How do you show that `1 + 2x +x^3 + 4x^5 = 0` has exactly one real root?

Answer 1

See explanation.

Explanation:

First if we look at the limits of our function we see, that:

`lim_{x->-oo} f(x)=-oo`, and `lim_{x->+oo} f(x)=+oo`, so the function has at least one real root.

To show, that the function has only one real root we have to show, that it is monotonic in the whole `RR` To show it we have to calculate the derivative `f'(x)`

`f'(x)=20x^4+3x^2+2`

Now we have to solve: `20x^4+3x^2+2=0`

To do this we substitute `t=x^2` to transform the equation to a quadratic one:

`20t^2+3t+2=0`

This experssion is positive for all `x e RR`, because `Delta=-151<0`, so the function `f(x)` is increasing in the whole domain `RR`.

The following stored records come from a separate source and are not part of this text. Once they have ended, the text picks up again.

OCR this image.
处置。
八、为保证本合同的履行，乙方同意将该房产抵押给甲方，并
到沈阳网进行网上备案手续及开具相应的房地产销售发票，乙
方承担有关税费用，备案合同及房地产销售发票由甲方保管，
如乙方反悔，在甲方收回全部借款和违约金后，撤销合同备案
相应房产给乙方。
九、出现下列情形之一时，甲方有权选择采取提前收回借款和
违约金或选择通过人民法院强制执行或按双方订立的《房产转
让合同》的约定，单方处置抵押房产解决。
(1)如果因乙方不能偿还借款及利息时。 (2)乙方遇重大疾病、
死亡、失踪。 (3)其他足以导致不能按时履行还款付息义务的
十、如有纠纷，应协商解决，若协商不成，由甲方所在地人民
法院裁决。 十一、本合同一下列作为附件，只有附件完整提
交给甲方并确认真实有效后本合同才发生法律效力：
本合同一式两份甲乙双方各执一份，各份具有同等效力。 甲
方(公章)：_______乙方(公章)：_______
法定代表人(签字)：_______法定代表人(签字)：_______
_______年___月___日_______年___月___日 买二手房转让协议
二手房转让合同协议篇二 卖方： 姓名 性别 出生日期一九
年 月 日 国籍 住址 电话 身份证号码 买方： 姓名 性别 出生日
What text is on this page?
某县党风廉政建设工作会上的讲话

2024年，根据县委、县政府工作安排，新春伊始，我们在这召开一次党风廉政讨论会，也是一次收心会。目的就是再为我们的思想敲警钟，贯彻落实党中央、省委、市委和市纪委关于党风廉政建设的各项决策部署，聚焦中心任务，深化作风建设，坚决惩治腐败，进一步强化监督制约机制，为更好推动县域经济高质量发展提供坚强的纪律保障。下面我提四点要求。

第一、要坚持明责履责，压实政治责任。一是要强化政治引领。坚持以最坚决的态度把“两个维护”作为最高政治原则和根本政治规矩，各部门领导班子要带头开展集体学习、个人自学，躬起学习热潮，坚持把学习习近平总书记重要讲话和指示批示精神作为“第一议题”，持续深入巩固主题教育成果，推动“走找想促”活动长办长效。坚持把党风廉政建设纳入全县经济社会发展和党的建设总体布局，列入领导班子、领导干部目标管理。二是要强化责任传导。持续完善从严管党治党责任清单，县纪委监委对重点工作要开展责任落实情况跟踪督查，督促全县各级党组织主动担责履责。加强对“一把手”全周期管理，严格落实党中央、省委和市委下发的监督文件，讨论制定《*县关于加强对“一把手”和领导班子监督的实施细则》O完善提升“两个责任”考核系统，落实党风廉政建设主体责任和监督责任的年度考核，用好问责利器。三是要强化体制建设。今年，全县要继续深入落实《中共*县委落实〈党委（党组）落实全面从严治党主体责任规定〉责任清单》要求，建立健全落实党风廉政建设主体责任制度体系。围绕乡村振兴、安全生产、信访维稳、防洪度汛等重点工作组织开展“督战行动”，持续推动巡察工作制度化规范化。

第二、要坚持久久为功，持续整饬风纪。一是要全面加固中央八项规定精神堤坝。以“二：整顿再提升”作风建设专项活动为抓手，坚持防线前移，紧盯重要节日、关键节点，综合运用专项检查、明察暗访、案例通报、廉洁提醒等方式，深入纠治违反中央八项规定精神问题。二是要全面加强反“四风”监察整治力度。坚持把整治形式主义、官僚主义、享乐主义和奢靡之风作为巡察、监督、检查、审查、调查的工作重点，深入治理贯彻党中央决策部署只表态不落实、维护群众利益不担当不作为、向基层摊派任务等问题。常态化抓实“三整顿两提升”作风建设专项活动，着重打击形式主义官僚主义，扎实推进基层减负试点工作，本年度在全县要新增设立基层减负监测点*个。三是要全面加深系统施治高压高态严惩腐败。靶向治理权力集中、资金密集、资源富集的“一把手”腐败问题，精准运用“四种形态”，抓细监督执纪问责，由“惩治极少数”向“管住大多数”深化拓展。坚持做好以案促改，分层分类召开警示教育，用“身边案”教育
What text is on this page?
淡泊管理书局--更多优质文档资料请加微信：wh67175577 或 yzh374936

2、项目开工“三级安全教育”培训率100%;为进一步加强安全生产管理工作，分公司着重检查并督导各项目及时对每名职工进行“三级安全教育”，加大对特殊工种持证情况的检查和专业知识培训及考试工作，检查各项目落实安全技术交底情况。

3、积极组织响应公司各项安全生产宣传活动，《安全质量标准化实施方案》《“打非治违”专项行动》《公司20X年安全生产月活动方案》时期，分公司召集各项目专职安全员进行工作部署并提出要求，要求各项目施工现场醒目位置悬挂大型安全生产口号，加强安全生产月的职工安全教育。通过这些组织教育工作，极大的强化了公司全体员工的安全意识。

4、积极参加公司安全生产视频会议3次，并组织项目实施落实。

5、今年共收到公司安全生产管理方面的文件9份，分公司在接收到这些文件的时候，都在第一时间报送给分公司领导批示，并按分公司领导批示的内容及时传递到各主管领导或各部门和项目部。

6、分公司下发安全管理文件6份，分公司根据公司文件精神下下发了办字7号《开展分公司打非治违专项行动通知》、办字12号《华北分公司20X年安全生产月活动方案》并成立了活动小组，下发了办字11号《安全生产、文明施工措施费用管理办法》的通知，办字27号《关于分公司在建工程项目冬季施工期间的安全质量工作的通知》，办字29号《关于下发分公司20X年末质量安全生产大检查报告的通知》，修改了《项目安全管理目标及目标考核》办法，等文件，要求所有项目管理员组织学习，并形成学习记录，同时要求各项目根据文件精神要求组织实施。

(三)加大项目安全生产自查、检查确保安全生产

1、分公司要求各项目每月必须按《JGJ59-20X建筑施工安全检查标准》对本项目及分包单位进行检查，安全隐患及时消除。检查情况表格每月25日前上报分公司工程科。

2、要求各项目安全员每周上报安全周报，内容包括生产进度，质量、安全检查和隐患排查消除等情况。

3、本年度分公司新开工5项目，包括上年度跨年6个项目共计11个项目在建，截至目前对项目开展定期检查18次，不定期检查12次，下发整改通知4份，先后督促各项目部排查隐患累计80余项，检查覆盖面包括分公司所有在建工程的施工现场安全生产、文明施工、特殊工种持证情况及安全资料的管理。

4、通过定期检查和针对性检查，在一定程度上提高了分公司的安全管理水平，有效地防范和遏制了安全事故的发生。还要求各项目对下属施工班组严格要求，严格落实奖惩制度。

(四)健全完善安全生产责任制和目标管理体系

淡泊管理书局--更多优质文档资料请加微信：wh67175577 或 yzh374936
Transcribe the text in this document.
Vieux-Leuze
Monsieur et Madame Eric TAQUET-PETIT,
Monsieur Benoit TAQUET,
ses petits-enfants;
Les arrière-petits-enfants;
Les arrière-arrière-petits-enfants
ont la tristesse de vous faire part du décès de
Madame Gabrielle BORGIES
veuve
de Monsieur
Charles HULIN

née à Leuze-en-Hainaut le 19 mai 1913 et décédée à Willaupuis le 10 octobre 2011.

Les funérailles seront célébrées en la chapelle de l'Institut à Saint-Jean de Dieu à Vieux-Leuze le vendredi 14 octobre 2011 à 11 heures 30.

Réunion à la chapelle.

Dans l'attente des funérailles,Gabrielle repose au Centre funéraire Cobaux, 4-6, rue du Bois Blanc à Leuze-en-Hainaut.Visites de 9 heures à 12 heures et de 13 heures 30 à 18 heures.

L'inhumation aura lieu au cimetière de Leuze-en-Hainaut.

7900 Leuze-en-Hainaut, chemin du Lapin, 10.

So we can conclude, that it has only one real root.

QED

Answer 2

See the explanation section.

Explanation:

Let `f(x) = 1+2x+x^3+4x^5` and note that for every `x`, `x` is a root of the equation if and only if `x` is a zero of `f`.

`f` has at least one real zero (and the equation has at least one real root).

`f` is a polynomial function, so it is continuous at every real number. In particular, `f` is continuous on the closed interval `[-1,0]`.

`f(-1) = 1-2-1-4 = -8` and `f(0)=1`

`0` is between `f(-1)` and `f(0`, so the Intermediate Value Theorem tells us that there is at least one number `c` in `(-1,0)` with `f(c) = 0`.

This `c` is a zero of `f` and a root of the equation.

`f` cannot have two (or more) zeros

Suppose that `f` had two (or more) zeros, call them `a` and `b`. So `f(a)=0=f(b)`

`f` is continuous on the closed interval `[a,b]` (it's still a polynomial) and

`f` is differentiable on the open interval `(a,b)`
(`f'(x) = 2+3x^2+20x^4` exists for all `x` in the interval.)

and `f(a) = f(b)` so by Rolle's Theorem (or by the Mean Value Theorem) there is a `c` in `(a,b)` with `f'(c)=0`

However,
`f'(x) = 2+3x^2+20x^4` can never be `0`.

(Look at each term. Both `20x^4` and `3x^2` are at least `0` and the constant adds `2`. So, `f'(x) >= 2`.)

That means that no `c` with `f'(c)=0` can exist.

Conclusion
If there were two (or more) zeros, then we could make `f'(c)=0`.
But, clearly, we cannot make `f'(c)=0`, so there cannot be two (or more) zeros.